Disco: A Decade of Saturday Nights
- Date: 2004
- Location: United States;
- Theme: Disco
- Organised by: Experience Music Project

= Disco: A Decade of Saturday Nights =

Disco: A Decade of Saturday Nights, organized by Experience Music Project in Seattle, Washington, was the first major museum exhibition to explore the rich, complex world of disco. Pulsating with light and sound, the exhibit followed disco from its beginnings in New York club culture to the fad created by Saturday Night Fever, the ensuing backlash, and disco's influential afterlife.

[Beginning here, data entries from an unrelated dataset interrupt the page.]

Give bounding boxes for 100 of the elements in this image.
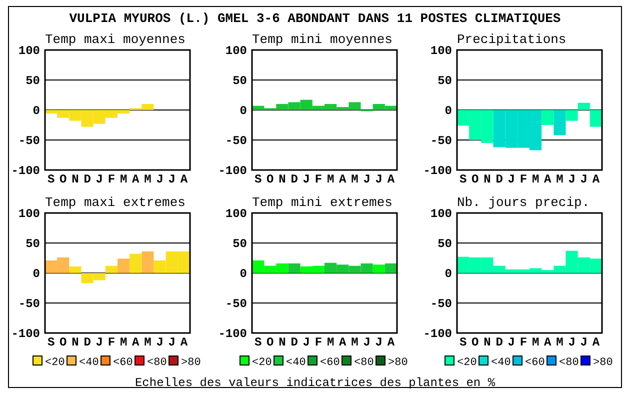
x-tick-label: N [484,172,491,187]
x-tick-label: M [144,172,152,187]
y-tick-label: -100 [218,164,247,178]
x-tick-label: M [120,172,128,187]
x-tick-label: N [278,336,286,350]
y-tick-label: -100 [423,326,452,341]
text: VULPIA MYUROS (L.) GMEL 3-6 ABONDANT DANS 11 POSTES CLIMATIQUES [69,11,561,26]
legend-label: <20 [252,357,272,369]
x-tick-label: A [544,336,552,350]
bar [69,266,82,273]
y-tick-label: -50 [18,296,40,311]
x-tick-label: M [120,336,128,350]
x-tick-label: A [387,336,396,350]
chart-title: Temp maxi moyennes [45,32,186,47]
x-tick-label: J [363,336,370,350]
legend-label: >80 [593,357,613,369]
x-tick-label: J [375,336,382,350]
legend-label: <80 [559,357,579,369]
y-tick-label: 50 [232,74,247,88]
x-tick-label: N [278,172,286,187]
x-tick-label: J [363,172,370,187]
x-tick-label: O [266,336,274,350]
chart-title: Precipitations [457,32,566,47]
y-tick-label: 50 [438,74,452,88]
legend-label: <60 [320,357,340,369]
y-tick-label: 50 [438,236,452,251]
x-tick-label: A [592,336,600,350]
y-tick-label: 50 [26,236,40,251]
x-tick-label: F [314,172,322,187]
legend-label: <80 [147,357,167,369]
x-tick-label: F [108,336,116,350]
legend-label: <60 [113,357,133,369]
x-tick-label: O [472,336,479,350]
x-tick-label: A [339,336,348,350]
y-tick-label: -100 [218,326,247,341]
legend-label: <20 [45,357,65,369]
y-tick-label: -100 [423,164,452,178]
x-tick-label: J [156,172,164,187]
text: Echelles des valeurs indicatrices des plantes en % [134,376,496,390]
bar [105,266,118,273]
x-tick-label: J [156,336,164,350]
y-tick-label: -100 [11,164,40,178]
x-tick-label: M [532,336,540,350]
x-tick-label: J [568,172,576,187]
legend-label: <80 [354,357,374,369]
chart-title: Nb. jours precip. [457,195,590,210]
x-tick-label: A [132,336,140,350]
legend-label: <20 [457,357,477,369]
x-tick-label: J [568,336,576,350]
x-tick-label: O [60,172,67,187]
bar [288,263,300,273]
y-tick-label: 0 [444,266,452,281]
y-tick-label: 100 [225,206,247,221]
y-tick-label: 100 [225,44,247,58]
x-tick-label: N [484,336,491,350]
y-tick-label: 100 [18,44,40,58]
bar [372,264,385,273]
x-tick-label: A [592,172,600,187]
y-tick-label: -50 [225,134,247,148]
bar [118,258,130,273]
x-tick-label: O [472,172,479,187]
x-tick-label: D [290,172,298,187]
x-tick-label: J [375,172,382,187]
x-tick-label: S [254,336,262,350]
x-tick-label: A [387,172,396,187]
x-tick-label: M [532,172,540,187]
x-tick-label: J [302,172,310,187]
x-tick-label: N [72,172,79,187]
legend-label: <40 [79,357,99,369]
y-tick-label: -50 [430,296,452,311]
y-tick-label: -100 [11,326,40,341]
x-tick-label: D [496,336,503,350]
y-tick-label: 0 [240,266,247,281]
x-tick-label: M [326,172,334,187]
bar [130,254,142,273]
y-tick-label: 100 [18,206,40,221]
x-tick-label: A [180,172,188,187]
x-tick-label: D [290,336,298,350]
x-tick-label: J [508,172,515,187]
x-tick-label: S [47,336,55,350]
x-tick-label: S [254,172,262,187]
x-tick-label: S [459,336,467,350]
y-tick-label: 0 [240,104,247,118]
legend-label: >80 [181,357,201,369]
legend-label: <40 [286,357,306,369]
y-tick-label: 0 [444,104,452,118]
x-tick-label: J [508,336,515,350]
x-tick-label: M [144,336,152,350]
x-tick-label: F [314,336,322,350]
x-tick-label: A [339,172,348,187]
y-tick-label: -50 [18,134,40,148]
x-tick-label: D [84,172,91,187]
x-tick-label: F [520,336,528,350]
x-tick-label: M [351,172,358,187]
y-tick-label: 0 [32,266,40,281]
x-tick-label: J [580,172,588,187]
legend-label: <40 [491,357,511,369]
y-tick-label: -50 [430,134,452,148]
bar [142,251,154,273]
bar [384,263,397,273]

The show included the drum kit used by Earl Young, the inventor of the disco beat; the Plexiglas guitar played by Nile Rodgers of Chic; one of Saturday Night Fevers famous white suits; a selection of photographs taken by Andy Warhol at Studio 54; video clips of Disco Step-by-Step Television Show, and rare artifacts from legendary nightspots ranging from The Loft to the Paradise Garage. Artists represented Donna Summer, Grace Jones, the Bee Gees, Sylvester James, A Taste of Honey, and many more. With help from a group of expert consultants (Marty Angelo, Nicky Siano, etc.) led by Vince Aletti, the first journalist to write nationally about disco in 1973, the exhibit helped to change people's thinking about a musical genre that has been hugely important and hugely misunderstood.

The exhibit made stops at the Henry Ford Museum in Dearborn, Michigan in 2004 and the New York Public Library for the Performing Arts in New York City in 2005. The exhibit is currently retired.